On the highway, adaptive cruise control and lane keep assist – standard all the way down to the base “S” trim – reduced some of the mental fatigue that comes with long interstate drives. Road and wind noise were better than average for a compact car, and seat adjustability and comfort were both high points. The dour black-on-black color scheme made the interior insanely hot during our visit, which coincided with a series of 100°+ days. Stepping up to the Preferred trim allows a “Greige” option (it’s truly named Greige) to lighten things up a bit.
Travel Perspectives: Rental Cars Stick With You
Car people seem to catalogue memories based on what they were driving. Or what someone else was driving. It’s how we remember people, even. And when you reminisce about travel, the rental cars you experienced are a part of those memories.
I remember my aunt and uncle showing up from Texas for Thanksgiving in a horribly-plasticky Pontiac Grand Am. I remember sharing the back seat of a Chrysler Sebring convertible with a suitcase in Oahu, because I begged Mom and Dad to upgrade our rental and then our luggage didn’t quite fit. I remember landing at Phoenix Sky Harbor with my parents, being presented with a Fiat 500 as our “compact” rental, and the counter agent scrambling to find us something with an actual trunk. I think we got a Focus instead.

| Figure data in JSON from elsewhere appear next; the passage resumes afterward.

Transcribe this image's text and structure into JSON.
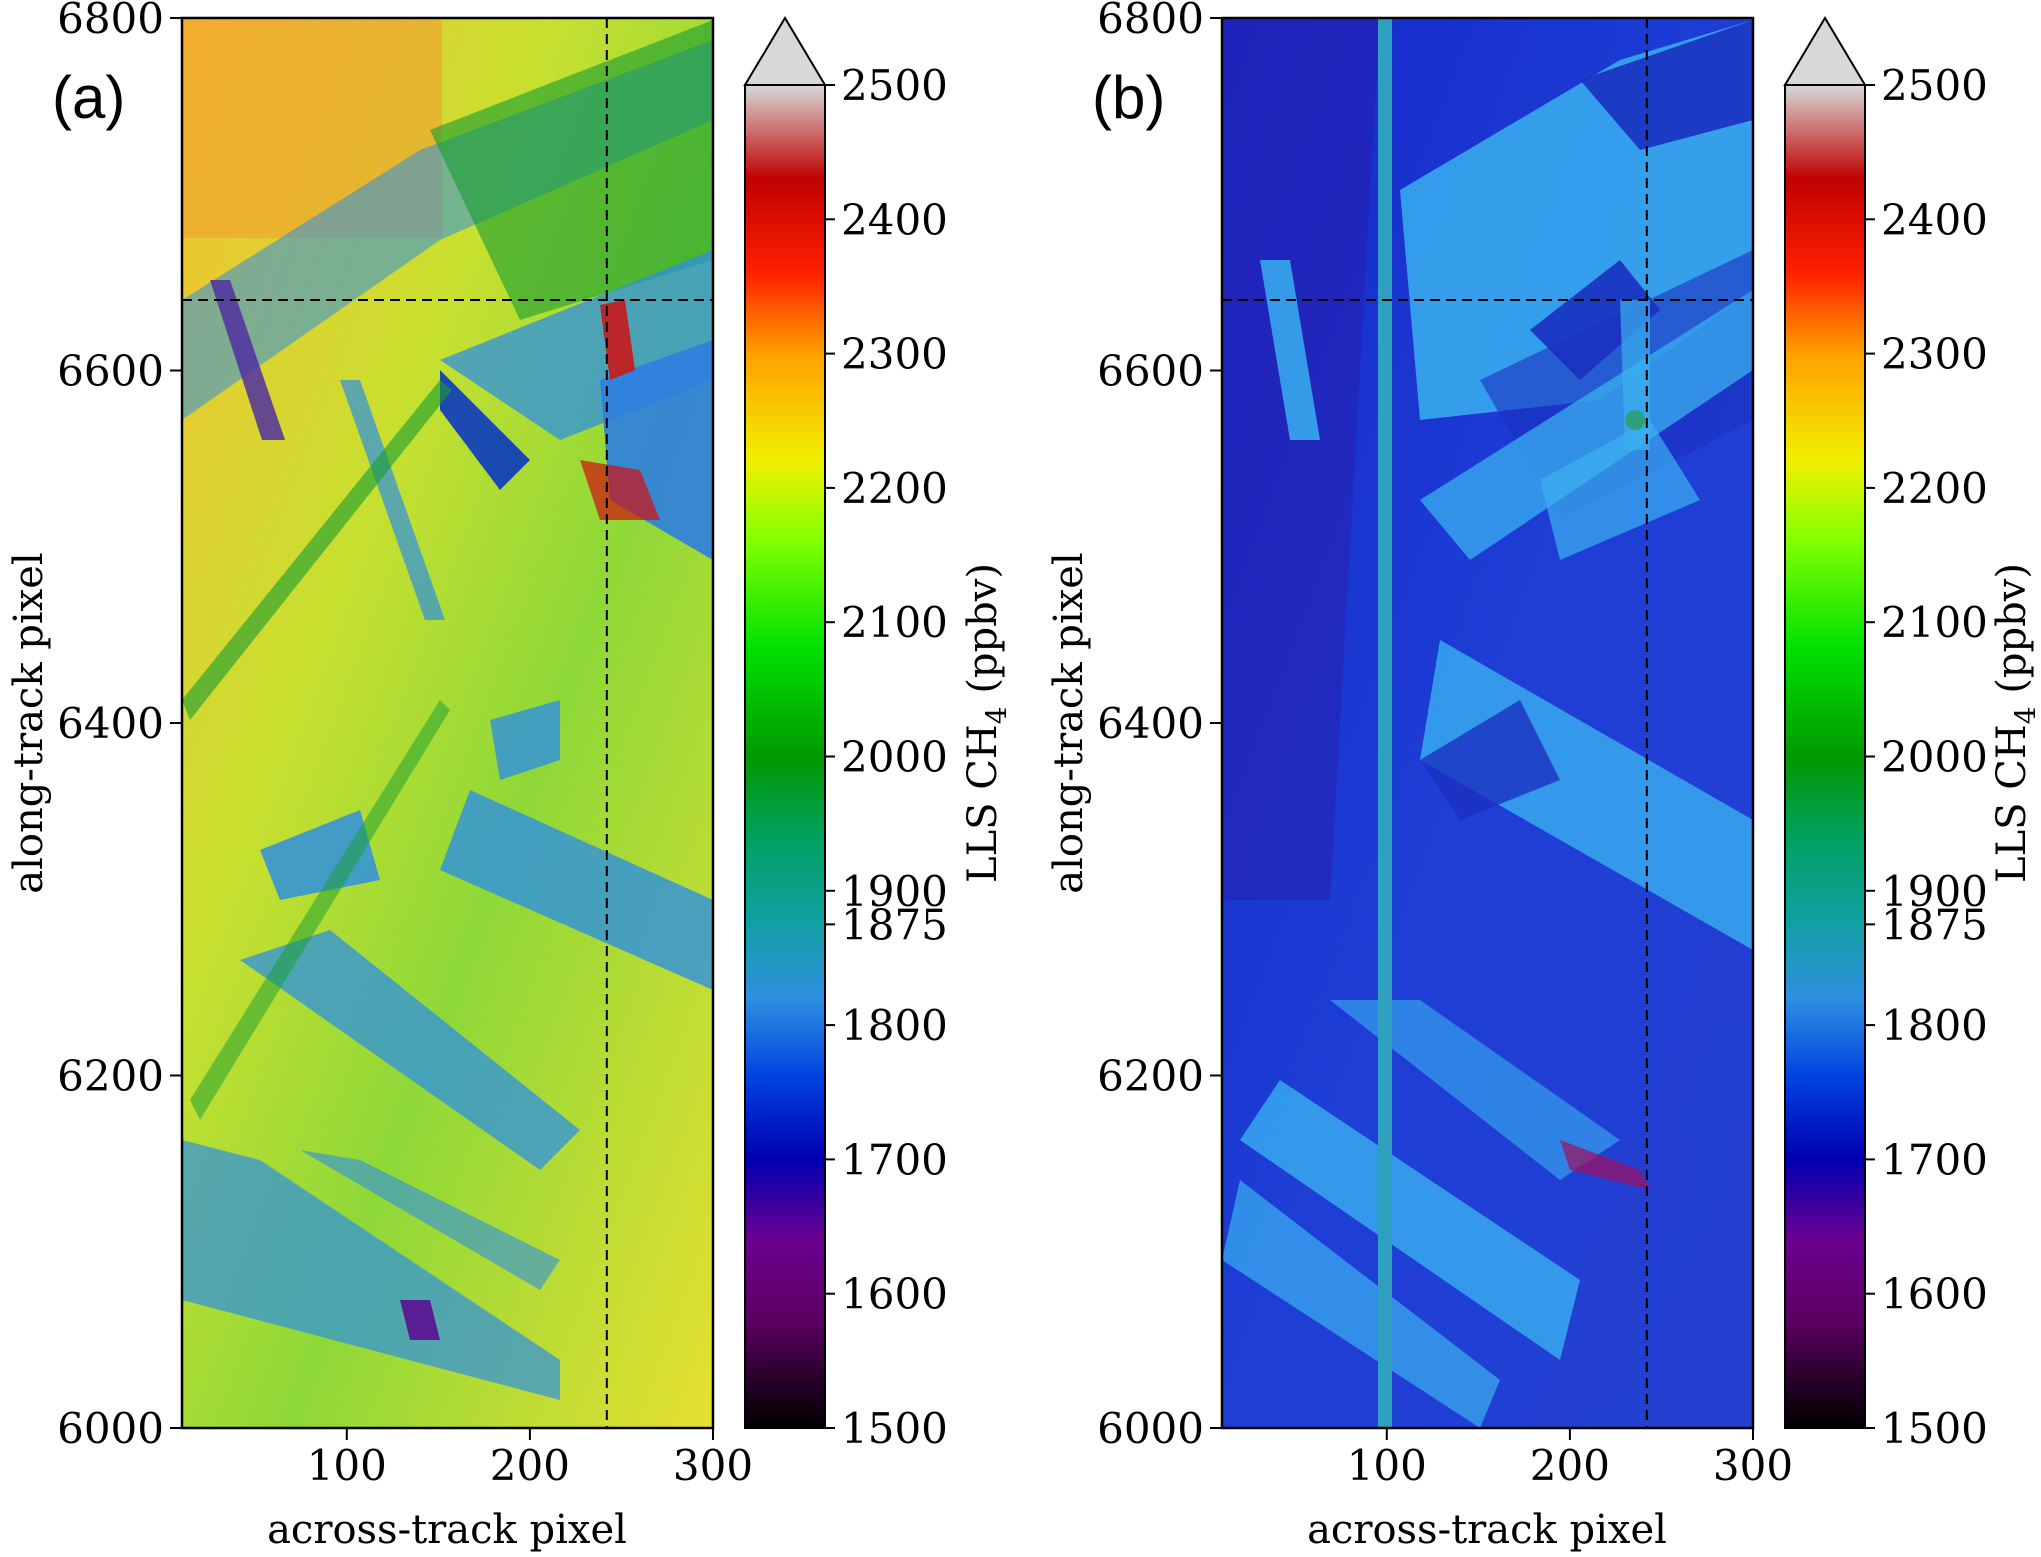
{
  "chart_data": [
    {
      "type": "heatmap",
      "panel_label": "(a)",
      "xlabel": "across-track pixel",
      "ylabel": "along-track pixel",
      "xlim": [
        10,
        300
      ],
      "ylim": [
        6000,
        6800
      ],
      "x_ticks": [
        100,
        200,
        300
      ],
      "y_ticks": [
        6000,
        6200,
        6400,
        6600,
        6800
      ],
      "crosshair": {
        "x": 242,
        "y": 6640
      },
      "colorbar": {
        "label_prefix": "LLS CH",
        "label_sub": "4",
        "label_suffix": " (ppbv)",
        "range": [
          1500,
          2500
        ],
        "extend": "max",
        "ticks": [
          1500,
          1600,
          1700,
          1800,
          1875,
          1900,
          2000,
          2100,
          2200,
          2300,
          2400,
          2500
        ]
      },
      "description_values": {
        "background_typical_ppbv": 2150,
        "field_features_ppbv": 1800,
        "hotspot_max_ppbv": 2450
      }
    },
    {
      "type": "heatmap",
      "panel_label": "(b)",
      "xlabel": "across-track pixel",
      "ylabel": "along-track pixel",
      "xlim": [
        10,
        300
      ],
      "ylim": [
        6000,
        6800
      ],
      "x_ticks": [
        100,
        200,
        300
      ],
      "y_ticks": [
        6000,
        6200,
        6400,
        6600,
        6800
      ],
      "crosshair": {
        "x": 242,
        "y": 6640
      },
      "colorbar": {
        "label_prefix": "LLS CH",
        "label_sub": "4",
        "label_suffix": " (ppbv)",
        "range": [
          1500,
          2500
        ],
        "extend": "max",
        "ticks": [
          1500,
          1600,
          1700,
          1800,
          1875,
          1900,
          2000,
          2100,
          2200,
          2300,
          2400,
          2500
        ]
      },
      "description_values": {
        "background_typical_ppbv": 1700,
        "field_features_ppbv": 1800,
        "hotspot_max_ppbv": 2050
      }
    }
  ]
}
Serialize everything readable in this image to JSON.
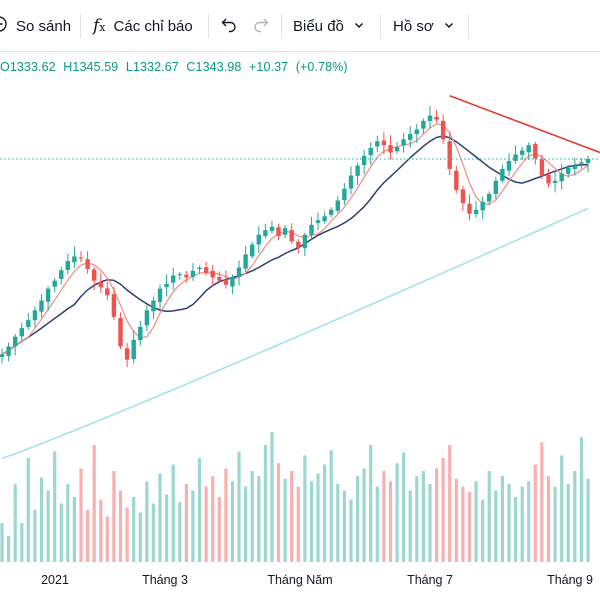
{
  "toolbar": {
    "compare_label": "So sánh",
    "indicators_label": "Các chỉ báo",
    "chart_type_label": "Biểu đồ",
    "profile_label": "Hồ sơ",
    "icons": {
      "compare": "circle-plus-icon",
      "indicators": "fx-icon",
      "undo": "undo-icon",
      "redo": "redo-icon",
      "chevron": "chevron-down-icon"
    }
  },
  "legend": {
    "open": "O1333.62",
    "high": "H1345.59",
    "low": "L1332.67",
    "close": "C1343.98",
    "change": "+10.37",
    "change_pct": "(+0.78%)"
  },
  "colors": {
    "up": "#26a69a",
    "down": "#ef5350",
    "ma_short": "#f28b82",
    "ma_mid": "#2a3f73",
    "ma_long": "#9fe3ec",
    "trendline": "#e53935",
    "price_line": "#26a69a",
    "legend_text": "#089981"
  },
  "chart_data": {
    "type": "candlestick",
    "x_tick_labels": [
      "2021",
      "Tháng 3",
      "Tháng Năm",
      "Tháng 7",
      "Tháng 9"
    ],
    "close_path": [
      1018,
      1030,
      1045,
      1058,
      1070,
      1085,
      1100,
      1118,
      1130,
      1146,
      1160,
      1167,
      1165,
      1148,
      1130,
      1120,
      1108,
      1075,
      1030,
      1010,
      1040,
      1060,
      1085,
      1100,
      1118,
      1125,
      1138,
      1140,
      1135,
      1145,
      1150,
      1142,
      1135,
      1130,
      1124,
      1135,
      1150,
      1170,
      1185,
      1200,
      1207,
      1212,
      1198,
      1210,
      1190,
      1180,
      1200,
      1215,
      1222,
      1228,
      1238,
      1252,
      1270,
      1290,
      1305,
      1320,
      1332,
      1342,
      1336,
      1325,
      1333,
      1345,
      1353,
      1360,
      1373,
      1381,
      1375,
      1345,
      1300,
      1268,
      1248,
      1232,
      1238,
      1250,
      1262,
      1282,
      1300,
      1312,
      1322,
      1328,
      1336,
      1316,
      1290,
      1278,
      1282,
      1293,
      1302,
      1305,
      1310,
      1315
    ],
    "volume_path": [
      30,
      20,
      60,
      30,
      80,
      40,
      65,
      55,
      85,
      45,
      60,
      50,
      72,
      40,
      90,
      48,
      35,
      70,
      55,
      42,
      50,
      38,
      62,
      45,
      68,
      52,
      75,
      46,
      60,
      55,
      80,
      58,
      66,
      50,
      72,
      62,
      85,
      58,
      70,
      66,
      90,
      100,
      76,
      64,
      70,
      58,
      82,
      62,
      68,
      75,
      86,
      60,
      55,
      48,
      66,
      72,
      90,
      58,
      70,
      62,
      76,
      84,
      55,
      66,
      70,
      60,
      72,
      80,
      90,
      64,
      58,
      54,
      62,
      48,
      70,
      55,
      66,
      60,
      50,
      58,
      62,
      75,
      92,
      66,
      58,
      82,
      60,
      70,
      96,
      64
    ],
    "moving_averages": [
      "ma_short",
      "ma_mid",
      "ma_long"
    ],
    "ma_long_range": [
      860,
      1240
    ],
    "trendline": [
      [
        1396,
        1352
      ],
      [
        1331,
        1345
      ]
    ],
    "last_close": 1343.98,
    "price_line": 1315,
    "price_range": [
      900,
      1420
    ],
    "y_axis_labels": "not visible",
    "grid": false
  }
}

The memories made in this Mazda3 will also stick with me. We explored “the Little Apple” for the day, stopping for a peanut-butter-and-pickle-smothered cheeseburger (it was fantastic), taking a mostly-driving 100-degree tour of campus with the A/C cranked, and pausing for a quick detour to a scenic overlook. Dinner with two friends – who we’d only seen over FaceTime in the last year – capped off the day.
The sun was setting. I put the Mazda in Drive and pointed it east on I-70, cruise control set at 83 miles per hour. It was time to get some sleep and make hand-cranked ice cream the following day.
We could have had the same trip in any other rental car. The keys you’re handed at the counter are just an enabler for the memories and perspectives to come. But I think I’ll remember this Mazda3 as part of our trip for quite some time. And having reviewed two high-trim Mazda3 models allowed me to put this more-attainable variant in perspective as we drained its gas tank.
New cars in general are becoming more and more expensive. Loan terms are getting longer and longer. There’s a decent number of folks for which a $24,000 new car is far more attainable than a $34,000 new car. And while there are other options at the sub-$25k price point, they usually follow the cheap-and-cheerful ideology.
That ideology is a fun one, for sure, but Mazda has taken a different approach, attempting to offer a premium vibe for reasonable money. It’s great to see how much of that amplified, elevated concept still persists at a lower trim level and price point.